Fui respondendo às perguntas uma a uma, me lembrando de quem era naquela época. Dos debates violentos nas redes sociais. Do amigo que me chamou de “sarrista” e criticou minha “indiferença cívica”. Do medo de pegar um aviãozinho e ir ali até São Paulo. Das máscaras de pano. Nos hectolitros de álcool em gel. Da grande festa que se seguiu ao anúncio de que estávamos livres do vírus chinês. Justo eu, que às vezes confundo a lua cheia com o sol e me levanto no meio da noite para acordar as abelhinhas.

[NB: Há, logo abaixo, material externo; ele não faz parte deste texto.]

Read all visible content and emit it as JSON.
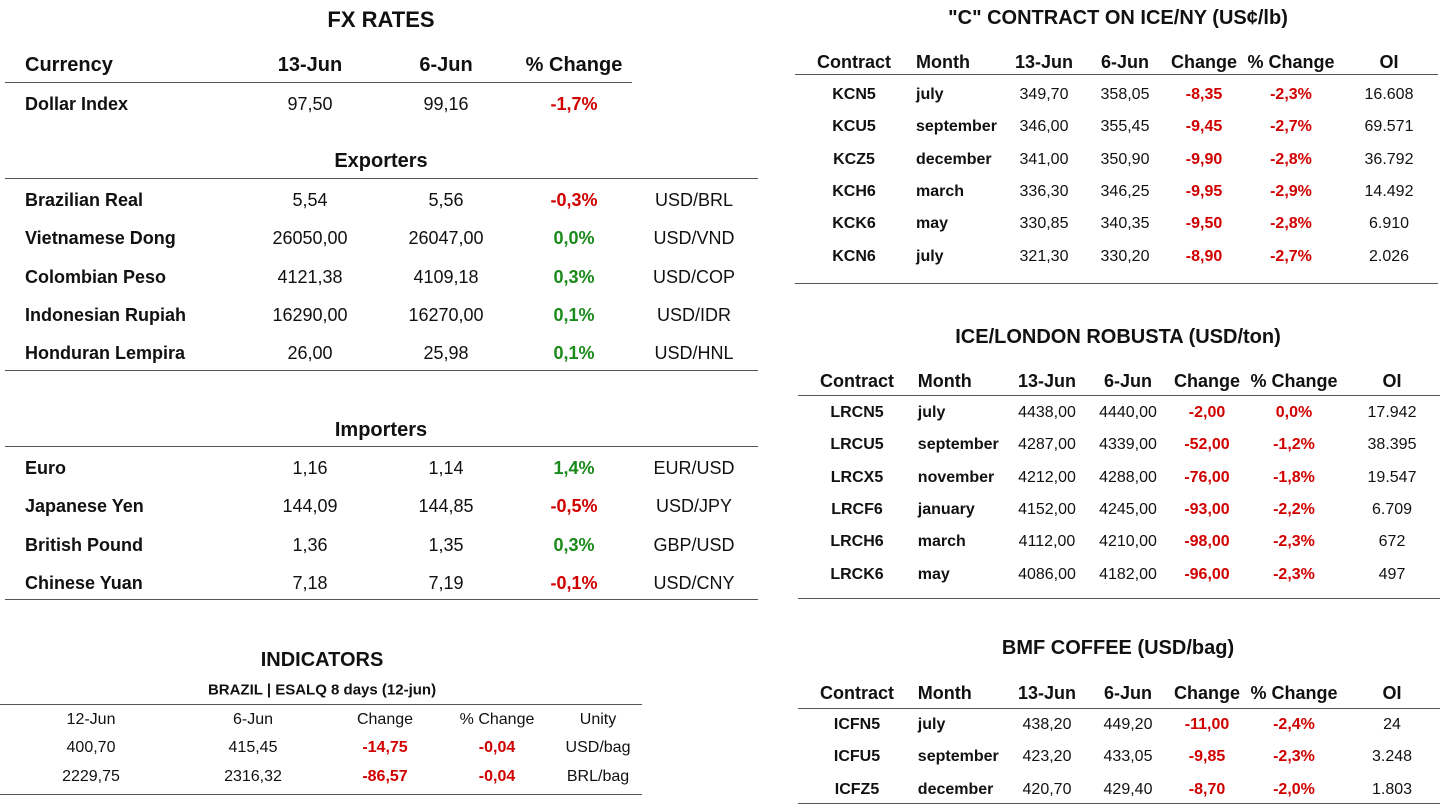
{
  "fx": {
    "title": "FX RATES",
    "header": [
      "Currency",
      "13-Jun",
      "6-Jun",
      "% Change"
    ],
    "rows": [
      [
        "Dollar Index",
        "97,50",
        "99,16",
        "-1,7%"
      ]
    ],
    "exporters": {
      "title": "Exporters",
      "rows": [
        [
          "Brazilian Real",
          "5,54",
          "5,56",
          "-0,3%",
          "USD/BRL"
        ],
        [
          "Vietnamese Dong",
          "26050,00",
          "26047,00",
          "0,0%",
          "USD/VND"
        ],
        [
          "Colombian Peso",
          "4121,38",
          "4109,18",
          "0,3%",
          "USD/COP"
        ],
        [
          "Indonesian Rupiah",
          "16290,00",
          "16270,00",
          "0,1%",
          "USD/IDR"
        ],
        [
          "Honduran Lempira",
          "26,00",
          "25,98",
          "0,1%",
          "USD/HNL"
        ]
      ]
    },
    "importers": {
      "title": "Importers",
      "rows": [
        [
          "Euro",
          "1,16",
          "1,14",
          "1,4%",
          "EUR/USD"
        ],
        [
          "Japanese Yen",
          "144,09",
          "144,85",
          "-0,5%",
          "USD/JPY"
        ],
        [
          "British Pound",
          "1,36",
          "1,35",
          "0,3%",
          "GBP/USD"
        ],
        [
          "Chinese Yuan",
          "7,18",
          "7,19",
          "-0,1%",
          "USD/CNY"
        ]
      ]
    }
  },
  "indicators": {
    "title": "INDICATORS",
    "subtitle": "BRAZIL | ESALQ 8 days (12-jun)",
    "header": [
      "12-Jun",
      "6-Jun",
      "Change",
      "% Change",
      "Unity"
    ],
    "rows": [
      [
        "400,70",
        "415,45",
        "-14,75",
        "-0,04",
        "USD/bag"
      ],
      [
        "2229,75",
        "2316,32",
        "-86,57",
        "-0,04",
        "BRL/bag"
      ]
    ]
  },
  "ice_ny": {
    "title": "\"C\" CONTRACT ON ICE/NY (US¢/lb)",
    "header": [
      "Contract",
      "Month",
      "13-Jun",
      "6-Jun",
      "Change",
      "% Change",
      "OI"
    ],
    "rows": [
      [
        "KCN5",
        "july",
        "349,70",
        "358,05",
        "-8,35",
        "-2,3%",
        "16.608"
      ],
      [
        "KCU5",
        "september",
        "346,00",
        "355,45",
        "-9,45",
        "-2,7%",
        "69.571"
      ],
      [
        "KCZ5",
        "december",
        "341,00",
        "350,90",
        "-9,90",
        "-2,8%",
        "36.792"
      ],
      [
        "KCH6",
        "march",
        "336,30",
        "346,25",
        "-9,95",
        "-2,9%",
        "14.492"
      ],
      [
        "KCK6",
        "may",
        "330,85",
        "340,35",
        "-9,50",
        "-2,8%",
        "6.910"
      ],
      [
        "KCN6",
        "july",
        "321,30",
        "330,20",
        "-8,90",
        "-2,7%",
        "2.026"
      ]
    ]
  },
  "ice_london": {
    "title": "ICE/LONDON ROBUSTA (USD/ton)",
    "header": [
      "Contract",
      "Month",
      "13-Jun",
      "6-Jun",
      "Change",
      "% Change",
      "OI"
    ],
    "rows": [
      [
        "LRCN5",
        "july",
        "4438,00",
        "4440,00",
        "-2,00",
        "0,0%",
        "17.942"
      ],
      [
        "LRCU5",
        "september",
        "4287,00",
        "4339,00",
        "-52,00",
        "-1,2%",
        "38.395"
      ],
      [
        "LRCX5",
        "november",
        "4212,00",
        "4288,00",
        "-76,00",
        "-1,8%",
        "19.547"
      ],
      [
        "LRCF6",
        "january",
        "4152,00",
        "4245,00",
        "-93,00",
        "-2,2%",
        "6.709"
      ],
      [
        "LRCH6",
        "march",
        "4112,00",
        "4210,00",
        "-98,00",
        "-2,3%",
        "672"
      ],
      [
        "LRCK6",
        "may",
        "4086,00",
        "4182,00",
        "-96,00",
        "-2,3%",
        "497"
      ]
    ]
  },
  "bmf": {
    "title": "BMF COFFEE (USD/bag)",
    "header": [
      "Contract",
      "Month",
      "13-Jun",
      "6-Jun",
      "Change",
      "% Change",
      "OI"
    ],
    "rows": [
      [
        "ICFN5",
        "july",
        "438,20",
        "449,20",
        "-11,00",
        "-2,4%",
        "24"
      ],
      [
        "ICFU5",
        "september",
        "423,20",
        "433,05",
        "-9,85",
        "-2,3%",
        "3.248"
      ],
      [
        "ICFZ5",
        "december",
        "420,70",
        "429,40",
        "-8,70",
        "-2,0%",
        "1.803"
      ]
    ]
  }
}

Chico vai anotando tudo no mandaringuês que me recuso a aprender. Ele parece feliz em ouvir aquilo. Como se eu fosse de alguma forma especial por ter vivido um tempo turbulento e mágico, no qual as hashtags representavam mesmo algum perigo a quem se envolvesse na discussão sanitária. Ou como se eu fosse um vilão absoluto, daqueles que ele exibe para os amigos com o mesmo orgulho de quem acabou de tirar um catotão do nariz e diz que não sente nojo de nada.

O menino pula do meu colo cansado e volta correndo para a casa, aos gritos de “o biso era genocida! O biso era genocida!”. Na mochila que ele leva às costas, vejo o emblema da escola, com a foto do barbudão e uns caracteres em mandaringuês que o Chico leu para mim, mas cujo significado fiz questão de esquecer. Ele se perde no abraço materno e eu... Bom, eu demoro meia hora para me levantar, ouço todas as vértebras fossilizadas estalarem e, em meu passo de cágado, erro até o apiário, pensando: “Este texto saiu bem mais triste do que o planejado”.